STEP 4 - BE HONEST ABOUT LIMITS
State these plainly in a methodology footer:
- Patch level is INFERRED from OS build revision, not per-CVE/KB state.
- require_reboot and last_checkin are exact (straight from Connect).
- The MCP does not expose installed-software inventory, so app CVEs (SharePoint, SQL, Office)
  can't be confirmed per device here; note they'd need the Connect REST API or a software report.
- Name which Patch Tuesday month the CVE data is from.

STEP 5 - OUTPUT: a single self-contained interactive HTML file
Include: a KPI row (devices behind, pending reboot, on latest build, stale), a fleet posture
bar, filterable/expandable CVE cards each showing my exposure count, a prioritized remediation
queue, a server breakdown, and the methodology footer. Use vanilla JS only, no external libs
except Google Fonts. No localStorage.

LIGHTWEIGHT PDQ BRANDING (apply to the HTML)
- Dark theme. Page background #131515, panels/cards #1F2121, hairline borders ~#33393a.
- Body text white at ~85% opacity; never pure black or pure white. Muted text ~#8a9290.
- Headers in Space Grotesk, body in Inter, both from Google Fonts.
  Fallbacks: Lato for headers, Roboto for body.
- Accent color: teal #0A95E6 (or a brighter mint #5CDBBF) for highlights, links, key numbers.
- Status colors: success #007D54, warning #FF9933, error/critical #ff6b5e.
- Put PDQ's signature rainbow bar as a thin top stripe: five equal-width segments left to right,
  #FF9933, #FFFF33, #99CC33, #A2FFD4, #0099CC.
- Left-align text. Bold for emphasis only.

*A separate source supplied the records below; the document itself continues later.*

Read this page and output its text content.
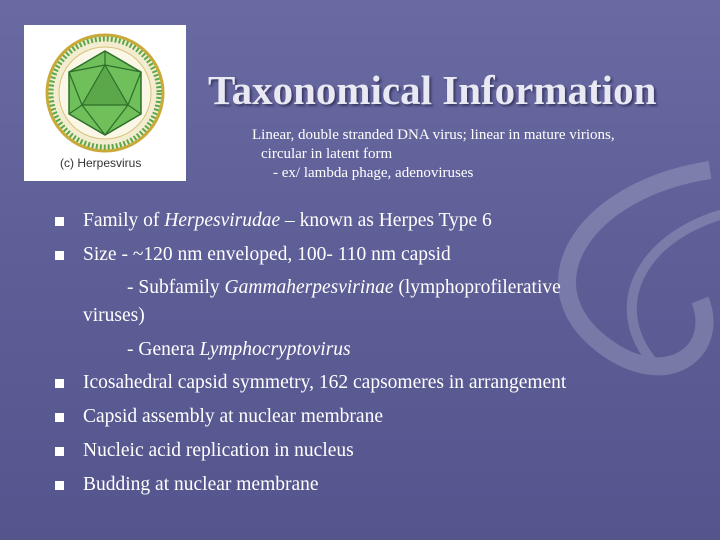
(c) Herpesvirus
Taxonomical Information
Linear, double stranded DNA virus; linear in mature virions,
circular in latent form
- ex/ lambda phage, adenoviruses
Family of Herpesvirudae – known as Herpes Type 6
Size - ~120 nm enveloped, 100- 110 nm capsid
- Subfamily Gammaherpesvirinae (lymphoprofilerative
viruses)
- Genera Lymphocryptovirus
Icosahedral capsid symmetry, 162 capsomeres in arrangement
Capsid assembly at nuclear membrane
Nucleic acid replication in nucleus
Budding at nuclear membrane
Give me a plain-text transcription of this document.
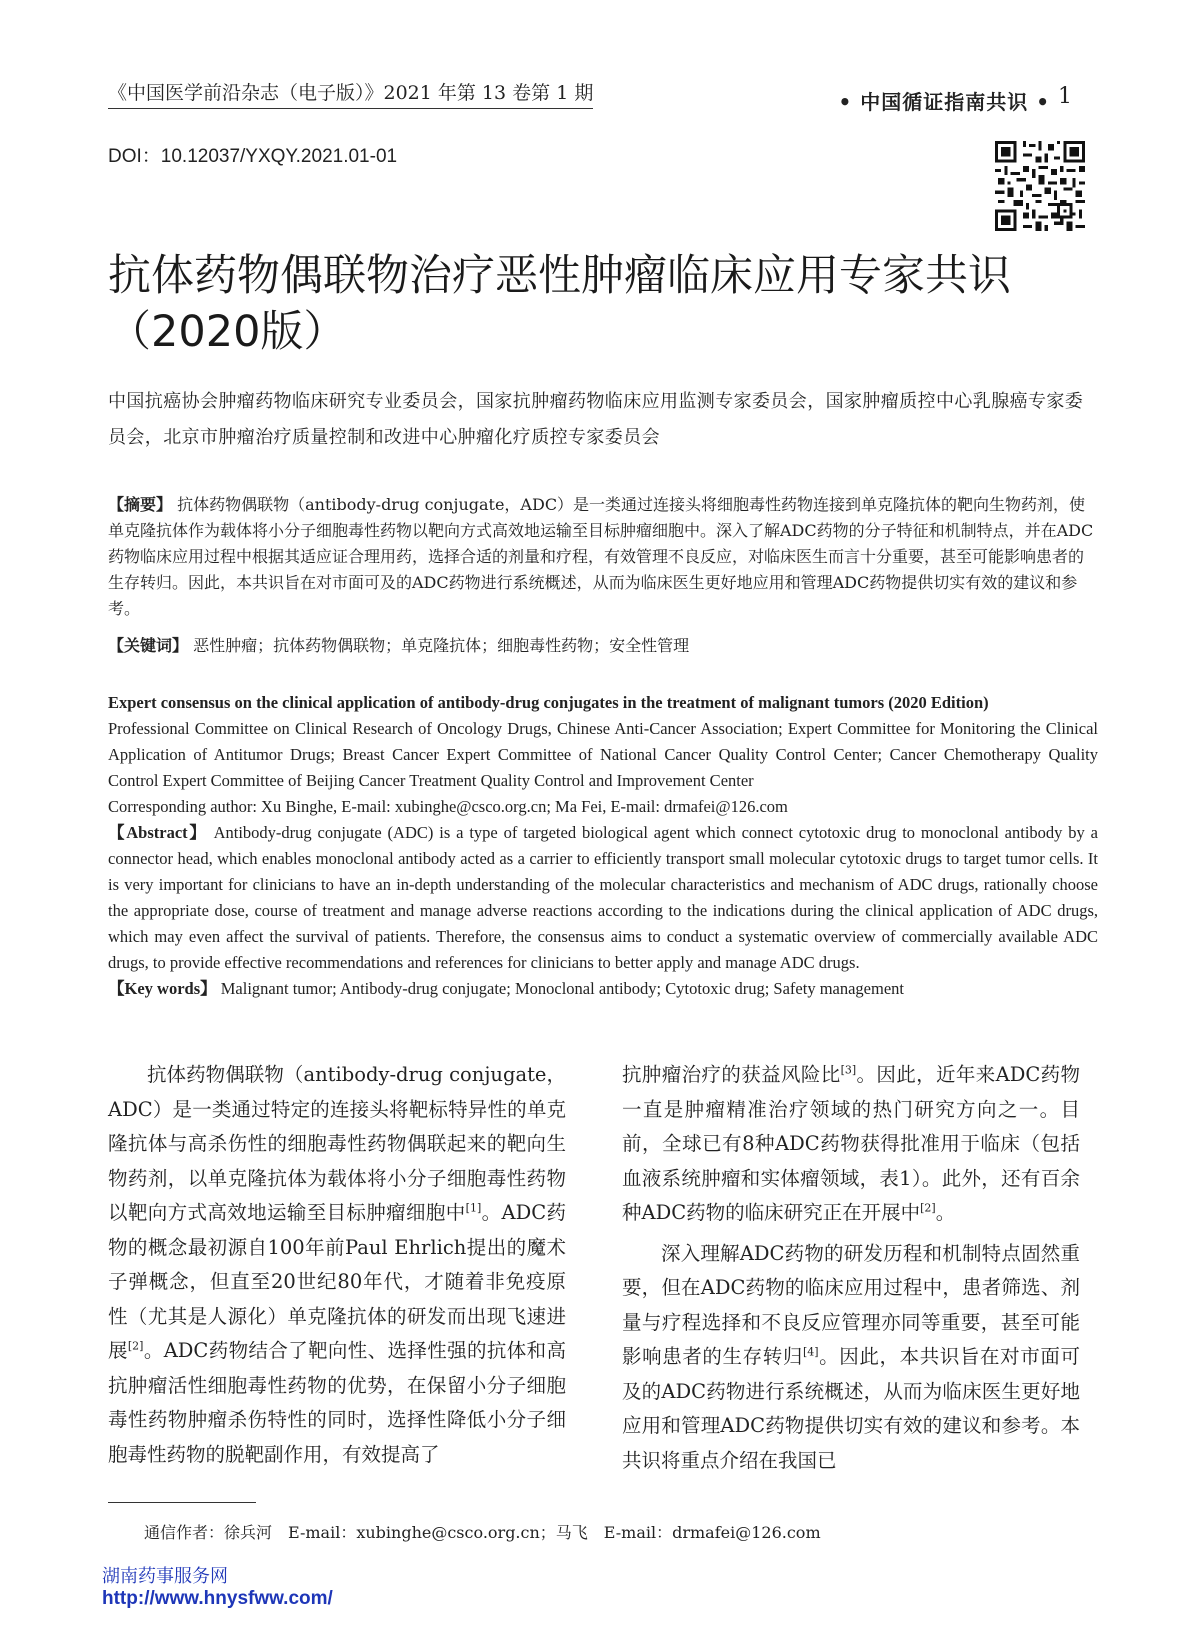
《中国医学前沿杂志（电子版）》2021 年第 13 卷第 1 期	• 中国循证指南共识 • 1
DOI：10.12037/YXQY.2021.01-01
抗体药物偶联物治疗恶性肿瘤临床应用专家共识（2020版）
中国抗癌协会肿瘤药物临床研究专业委员会，国家抗肿瘤药物临床应用监测专家委员会，国家肿瘤质控中心乳腺癌专家委员会，北京市肿瘤治疗质量控制和改进中心肿瘤化疗质控专家委员会
【摘要】 抗体药物偶联物（antibody-drug conjugate，ADC）是一类通过连接头将细胞毒性药物连接到单克隆抗体的靶向生物药剂，使单克隆抗体作为载体将小分子细胞毒性药物以靶向方式高效地运输至目标肿瘤细胞中。深入了解ADC药物的分子特征和机制特点，并在ADC药物临床应用过程中根据其适应证合理用药，选择合适的剂量和疗程，有效管理不良反应，对临床医生而言十分重要，甚至可能影响患者的生存转归。因此，本共识旨在对市面可及的ADC药物进行系统概述，从而为临床医生更好地应用和管理ADC药物提供切实有效的建议和参考。
【关键词】 恶性肿瘤；抗体药物偶联物；单克隆抗体；细胞毒性药物；安全性管理

Expert consensus on the clinical application of antibody-drug conjugates in the treatment of malignant tumors (2020 Edition)

Professional Committee on Clinical Research of Oncology Drugs, Chinese Anti-Cancer Association; Expert Committee for Monitoring the Clinical Application of Antitumor Drugs; Breast Cancer Expert Committee of National Cancer Quality Control Center; Cancer Chemotherapy Quality Control Expert Committee of Beijing Cancer Treatment Quality Control and Improvement Center

Corresponding author: Xu Binghe, E-mail: xubinghe@csco.org.cn; Ma Fei, E-mail: drmafei@126.com

【Abstract】 Antibody-drug conjugate (ADC) is a type of targeted biological agent which connect cytotoxic drug to monoclonal antibody by a connector head, which enables monoclonal antibody acted as a carrier to efficiently transport small molecular cytotoxic drugs to target tumor cells. It is very important for clinicians to have an in-depth understanding of the molecular characteristics and mechanism of ADC drugs, rationally choose the appropriate dose, course of treatment and manage adverse reactions according to the indications during the clinical application of ADC drugs, which may even affect the survival of patients. Therefore, the consensus aims to conduct a systematic overview of commercially available ADC drugs, to provide effective recommendations and references for clinicians to better apply and manage ADC drugs.

【Key words】 Malignant tumor; Antibody-drug conjugate; Monoclonal antibody; Cytotoxic drug; Safety management

抗体药物偶联物（antibody-drug conjugate，ADC）是一类通过特定的连接头将靶标特异性的单克隆抗体与高杀伤性的细胞毒性药物偶联起来的靶向生物药剂，以单克隆抗体为载体将小分子细胞毒性药物以靶向方式高效地运输至目标肿瘤细胞中[1]。ADC药物的概念最初源自100年前Paul Ehrlich提出的魔术子弹概念，但直至20世纪80年代，才随着非免疫原性（尤其是人源化）单克隆抗体的研发而出现飞速进展[2]。ADC药物结合了靶向性、选择性强的抗体和高抗肿瘤活性细胞毒性药物的优势，在保留小分子细胞毒性药物肿瘤杀伤特性的同时，选择性降低小分子细胞毒性药物的脱靶副作用，有效提高了

抗肿瘤治疗的获益风险比[3]。因此，近年来ADC药物一直是肿瘤精准治疗领域的热门研究方向之一。目前，全球已有8种ADC药物获得批准用于临床（包括血液系统肿瘤和实体瘤领域，表1）。此外，还有百余种ADC药物的临床研究正在开展中[2]。

深入理解ADC药物的研发历程和机制特点固然重要，但在ADC药物的临床应用过程中，患者筛选、剂量与疗程选择和不良反应管理亦同等重要，甚至可能影响患者的生存转归[4]。因此，本共识旨在对市面可及的ADC药物进行系统概述，从而为临床医生更好地应用和管理ADC药物提供切实有效的建议和参考。本共识将重点介绍在我国已

通信作者：徐兵河　E-mail：xubinghe@csco.org.cn；马飞　E-mail：drmafei@126.com
湖南药事服务网
http://www.hnysfww.com/
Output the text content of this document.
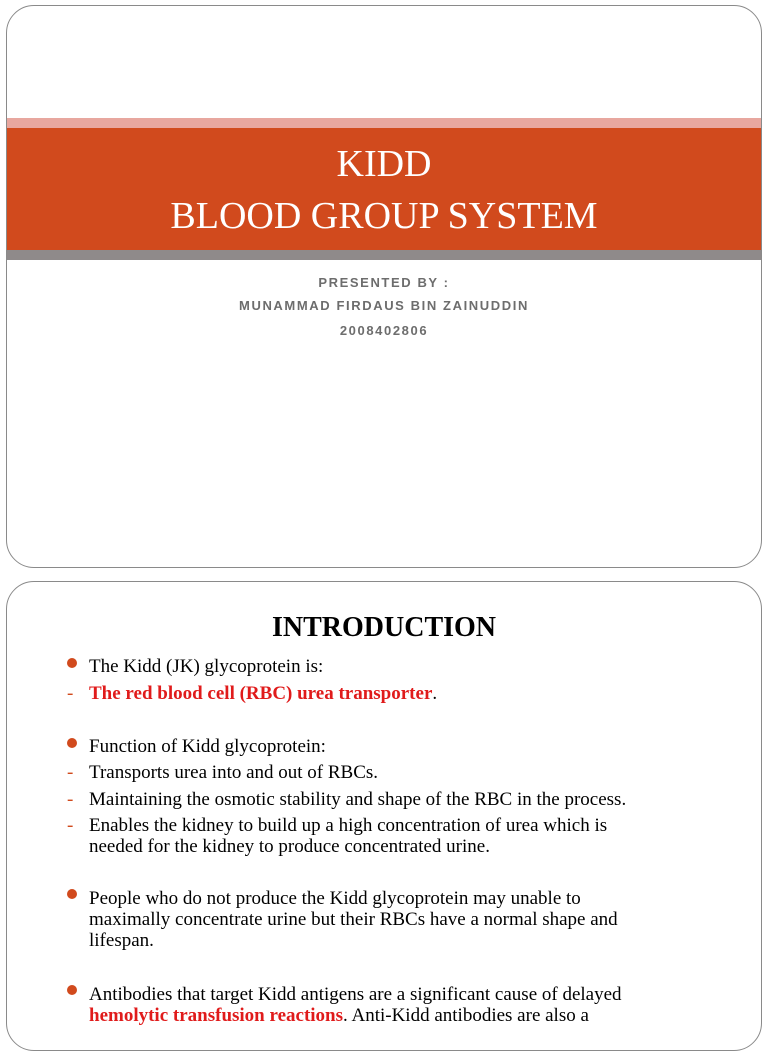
KIDD
BLOOD GROUP SYSTEM
PRESENTED BY :
MUNAMMAD FIRDAUS BIN ZAINUDDIN
2008402806
INTRODUCTION
The Kidd (JK) glycoprotein is:
- The red blood cell (RBC) urea transporter.
Function of Kidd glycoprotein:
- Transports urea into and out of RBCs.
- Maintaining the osmotic stability and shape of the RBC in the process.
- Enables the kidney to build up a high concentration of urea which is
needed for the kidney to produce concentrated urine.
People who do not produce the Kidd glycoprotein may unable to
maximally concentrate urine but their RBCs have a normal shape and
lifespan.
Antibodies that target Kidd antigens are a significant cause of delayed
hemolytic transfusion reactions. Anti-Kidd antibodies are also a
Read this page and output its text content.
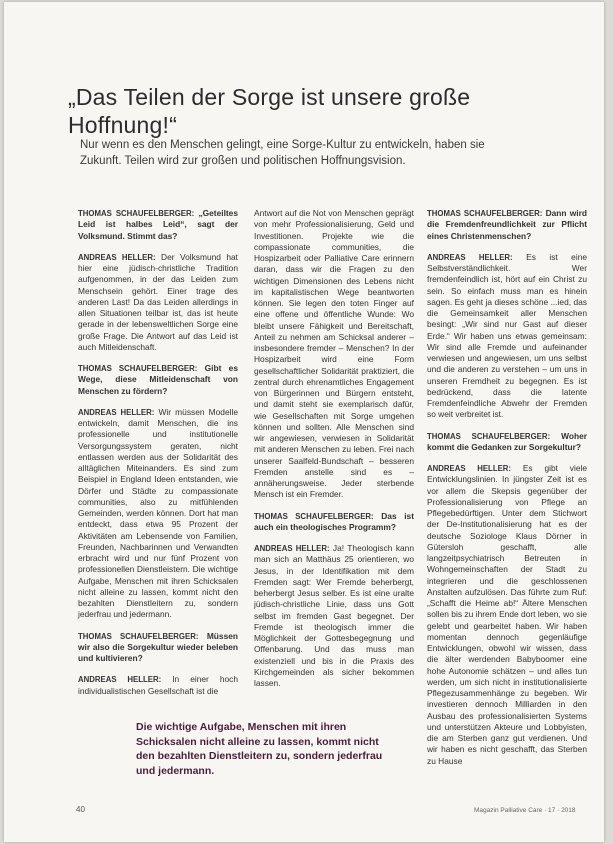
„Das Teilen der Sorge ist unsere große Hoffnung!“
Nur wenn es den Menschen gelingt, eine Sorge-Kultur zu entwickeln, haben sie Zukunft. Teilen wird zur großen und politischen Hoffnungsvision.

THOMAS SCHAUFELBERGER: „Geteiltes Leid ist halbes Leid“, sagt der Volksmund. Stimmt das?

ANDREAS HELLER: Der Volksmund hat hier eine jüdisch-christliche Tradition aufgenommen, in der das Leiden zum Menschsein gehört. Einer trage des anderen Last! Da das Leiden allerdings in allen Situationen teilbar ist, das ist heute gerade in der lebensweltlichen Sorge eine große Frage. Die Antwort auf das Leid ist auch Mitleidenschaft.

THOMAS SCHAUFELBERGER: Gibt es Wege, diese Mitleidenschaft von Menschen zu fördern?

ANDREAS HELLER: Wir müssen Modelle entwickeln, damit Menschen, die ins professionelle und institutionelle Versorgungssystem geraten, nicht entlassen werden aus der Solidarität des alltäglichen Miteinanders. Es sind zum Beispiel in England Ideen entstanden, wie Dörfer und Städte zu compassionate communities, also zu mitfühlenden Gemeinden, werden können. Dort hat man entdeckt, dass etwa 95 Prozent der Aktivitäten am Lebensende von Familien, Freunden, Nachbarinnen und Verwandten erbracht wird und nur fünf Prozent von professionellen Dienstleistern. Die wichtige Aufgabe, Menschen mit ihren Schicksalen nicht alleine zu lassen, kommt nicht den bezahlten Dienstleitern zu, sondern jederfrau und jedermann.

THOMAS SCHAUFELBERGER: Müssen wir also die Sorgekultur wieder beleben und kultivieren?

ANDREAS HELLER: In einer hoch individualistischen Gesellschaft ist die

Antwort auf die Not von Menschen geprägt von mehr Professionalisierung, Geld und Investitionen. Projekte wie die compassionate communities, die Hospizarbeit oder Palliative Care erinnern daran, dass wir die Fragen zu den wichtigen Dimensionen des Lebens nicht im kapitalistischen Wege beantworten können. Sie legen den toten Finger auf eine offene und öffentliche Wunde: Wo bleibt unsere Fähigkeit und Bereitschaft, Anteil zu nehmen am Schicksal anderer – insbesondere fremder – Menschen? In der Hospizarbeit wird eine Form gesellschaftlicher Solidarität praktiziert, die zentral durch ehrenamtliches Engagement von Bürgerinnen und Bürgern entsteht, und damit steht sie exemplarisch dafür, wie Gesellschaften mit Sorge umgehen können und sollten. Alle Menschen sind wir angewiesen, verwiesen in Solidarität mit anderen Menschen zu leben. Frei nach unserer Saalfeld-Bundschaft – besseren Fremden anstelle sind es – annäherungsweise. Jeder sterbende Mensch ist ein Fremder.

THOMAS SCHAUFELBERGER: Das ist auch ein theologisches Programm?

ANDREAS HELLER: Ja! Theologisch kann man sich an Matthäus 25 orientieren, wo Jesus, in der Identifikation mit dem Fremden sagt: Wer Fremde beherbergt, beherbergt Jesus selber. Es ist eine uralte jüdisch-christliche Linie, dass uns Gott selbst im fremden Gast begegnet. Der Fremde ist theologisch immer die Möglichkeit der Gottesbegegnung und Offenbarung. Und das muss man existenziell und bis in die Praxis des Kirchgemeinden als sicher bekommen lassen.

THOMAS SCHAUFELBERGER: Dann wird die Fremdenfreundlichkeit zur Pflicht eines Christenmenschen?

ANDREAS HELLER: Es ist eine Selbstverständlichkeit. Wer fremdenfeindlich ist, hört auf ein Christ zu sein. So einfach muss man es hinein sagen. Es geht ja dieses schöne ...ied, das die Gemeinsamkeit aller Menschen besingt: „Wir sind nur Gast auf dieser Erde.“ Wir haben uns etwas gemeinsam: Wir sind alle Fremde und aufeinander verwiesen und angewiesen, um uns selbst und die anderen zu verstehen – um uns in unseren Fremdheit zu begegnen. Es ist bedrückend, dass die latente Fremdenfeindliche Abwehr der Fremden so weit verbreitet ist.

THOMAS SCHAUFELBERGER: Woher kommt die Gedanken zur Sorgekultur?

ANDREAS HELLER: Es gibt viele Entwicklungslinien. In jüngster Zeit ist es vor allem die Skepsis gegenüber der Professionalisierung von Pflege an Pflegebedürftigen. Unter dem Stichwort der De-Institutionalisierung hat es der deutsche Soziologe Klaus Dörner in Gütersloh geschafft, alle langzeitpsychiatrisch Betreuten in Wohngemeinschaften der Stadt zu integrieren und die geschlossenen Anstalten aufzulösen. Das führte zum Ruf: „Schafft die Heime ab!“ Ältere Menschen sollen bis zu ihrem Ende dort leben, wo sie gelebt und gearbeitet haben. Wir haben momentan dennoch gegenläufige Entwicklungen, obwohl wir wissen, dass die älter werdenden Babyboomer eine hohe Autonomie schätzen – und alles tun werden, um sich nicht in institutionalisierte Pflegezusammenhänge zu begeben. Wir investieren dennoch Milliarden in den Ausbau des professionalisierten Systems und unterstützen Akteure und Lobbyisten, die am Sterben ganz gut verdienen. Und wir haben es nicht geschafft, das Sterben zu Hause

Die wichtige Aufgabe, Menschen mit ihren Schicksalen nicht alleine zu lassen, kommt nicht den bezahlten Dienstleitern zu, sondern jederfrau und jedermann.
40	Magazin Palliative Care · 17 · 2018
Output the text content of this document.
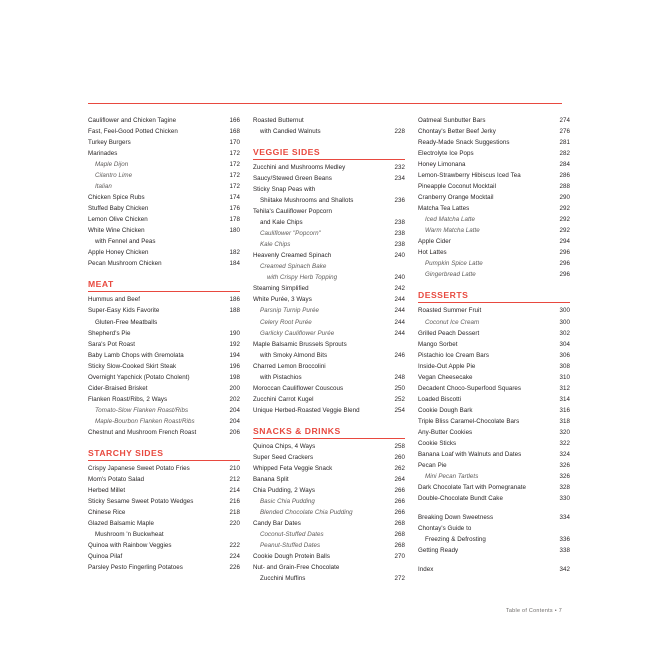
Cauliflower and Chicken Tagine	166
Fast, Feel-Good Potted Chicken	168
Turkey Burgers	170
Marinades	172
Maple Dijon	172
Cilantro Lime	172
Italian	172
Chicken Spice Rubs	174
Stuffed Baby Chicken	176
Lemon Olive Chicken	178
White Wine Chicken	180
with Fennel and Peas
Apple Honey Chicken	182
Pecan Mushroom Chicken	184
MEAT
Hummus and Beef	186
Super-Easy Kids Favorite	188
Gluten-Free Meatballs
Shepherd's Pie	190
Sara's Pot Roast	192
Baby Lamb Chops with Gremolata	194
Sticky Slow-Cooked Skirt Steak	196
Overnight Yapchick (Potato Cholent)	198
Cider-Braised Brisket	200
Flanken Roast/Ribs, 2 Ways	202
Tomato-Slow Flanken Roast/Ribs	204
Maple-Bourbon Flanken Roast/Ribs	204
Chestnut and Mushroom French Roast	206
STARCHY SIDES
Crispy Japanese Sweet Potato Fries	210
Mom's Potato Salad	212
Herbed Millet	214
Sticky Sesame Sweet Potato Wedges	216
Chinese Rice	218
Glazed Balsamic Maple	220
Mushroom 'n Buckwheat
Quinoa with Rainbow Veggies	222
Quinoa Pilaf	224
Parsley Pesto Fingerling Potatoes	226
Roasted Butternut
with Candied Walnuts	228
VEGGIE SIDES
Zucchini and Mushrooms Medley	232
Saucy/Stewed Green Beans	234
Sticky Snap Peas with
Shiitake Mushrooms and Shallots	236
Tehila's Cauliflower Popcorn
and Kale Chips	238
Cauliflower "Popcorn"	238
Kale Chips	238
Heavenly Creamed Spinach	240
Creamed Spinach Bake
with Crispy Herb Topping	240
Steaming Simplified	242
White Purée, 3 Ways	244
Parsnip Turnip Purée	244
Celery Root Purée	244
Garlicky Cauliflower Purée	244
Maple Balsamic Brussels Sprouts
with Smoky Almond Bits	246
Charred Lemon Broccolini
with Pistachios	248
Moroccan Cauliflower Couscous	250
Zucchini Carrot Kugel	252
Unique Herbed-Roasted Veggie Blend	254
SNACKS & DRINKS
Quinoa Chips, 4 Ways	258
Super Seed Crackers	260
Whipped Feta Veggie Snack	262
Banana Split	264
Chia Pudding, 2 Ways	266
Basic Chia Pudding	266
Blended Chocolate Chia Pudding	266
Candy Bar Dates	268
Coconut-Stuffed Dates	268
Peanut-Stuffed Dates	268
Cookie Dough Protein Balls	270
Nut- and Grain-Free Chocolate
Zucchini Muffins	272
Oatmeal Sunbutter Bars	274
Chontay's Better Beef Jerky	276
Ready-Made Snack Suggestions	281
Electrolyte Ice Pops	282
Honey Limonana	284
Lemon-Strawberry Hibiscus Iced Tea	286
Pineapple Coconut Mocktail	288
Cranberry Orange Mocktail	290
Matcha Tea Lattes	292
Iced Matcha Latte	292
Warm Matcha Latte	292
Apple Cider	294
Hot Lattes	296
Pumpkin Spice Latte	296
Gingerbread Latte	296
DESSERTS
Roasted Summer Fruit	300
Coconut Ice Cream	300
Grilled Peach Dessert	302
Mango Sorbet	304
Pistachio Ice Cream Bars	306
Inside-Out Apple Pie	308
Vegan Cheesecake	310
Decadent Choco-Superfood Squares	312
Loaded Biscotti	314
Cookie Dough Bark	316
Triple Bliss Caramel-Chocolate Bars	318
Any-Butter Cookies	320
Cookie Sticks	322
Banana Loaf with Walnuts and Dates	324
Pecan Pie	326
Mini Pecan Tartlets	326
Dark Chocolate Tart with Pomegranate	328
Double-Chocolate Bundt Cake	330
Breaking Down Sweetness	334
Chontay's Guide to
Freezing & Defrosting	336
Getting Ready	338
Index	342
Table of Contents • 7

Underline only for links. Don't rely on color alone
  to convey meaning.
- Don't recreate the PDQ logo; a plain "PDQ Connect" wordmark set in Space Grotesk is fine.

Details

Available MCP tools

While the current toolset is limited, we’re excited to continue building out functionality and providing more tools.

Tool name Action
search_automations List and filter automations
search_devices Search and query devices
search_deployments Search and query deployments
search_groups Find device groups
search_packages Find packages to deploy
create_deployment Deploy packages to devices
create_group Create a device group
create_automation Create or update automation

Interested in a specific tool and/or workflow? Let us know here (link).

Authentication and permissions

The PDQ Connect MCP server enforces the exact same permissions as the Connect console. When you authenticate via OAuth, the MCP server acts as you and inherits your role and permissions. It cannot grant any additional access.

 

The rule is simple: if you can’t do it in the console, you can’t do it via MCP.

This means:

  • Every action taken through MCP is checked against your account’s permissions, just as it would be in the console.
  • You can only see and act on the devices, packages, groups, and other resources your account already has access to.
  • If you lack permission to perform an action in the console (for example, deploying a package), that same action will be denied via MCP.
  • MCP is not a way to bypass or escalate permissions. It is simply another interface to the access you already have.

Auditing

With the introduction of MCP, we’re enhancing our Audit Logs to provide better visibility into where and how actions were performed. The Audit Logs now include Source and Client columns.

So when an action is performed via MCP, we’ll log the Source as MCP and the Client based on where the request was sent from (e.g., Claude Code).

 

Troubleshooting

Authentication issues

  • Make sure you complete the OAuth flow when prompted.
  • Try disconnecting and reconnecting: look for a “Clear authentication” or “Disconnect” option in your tool’s MCP settings.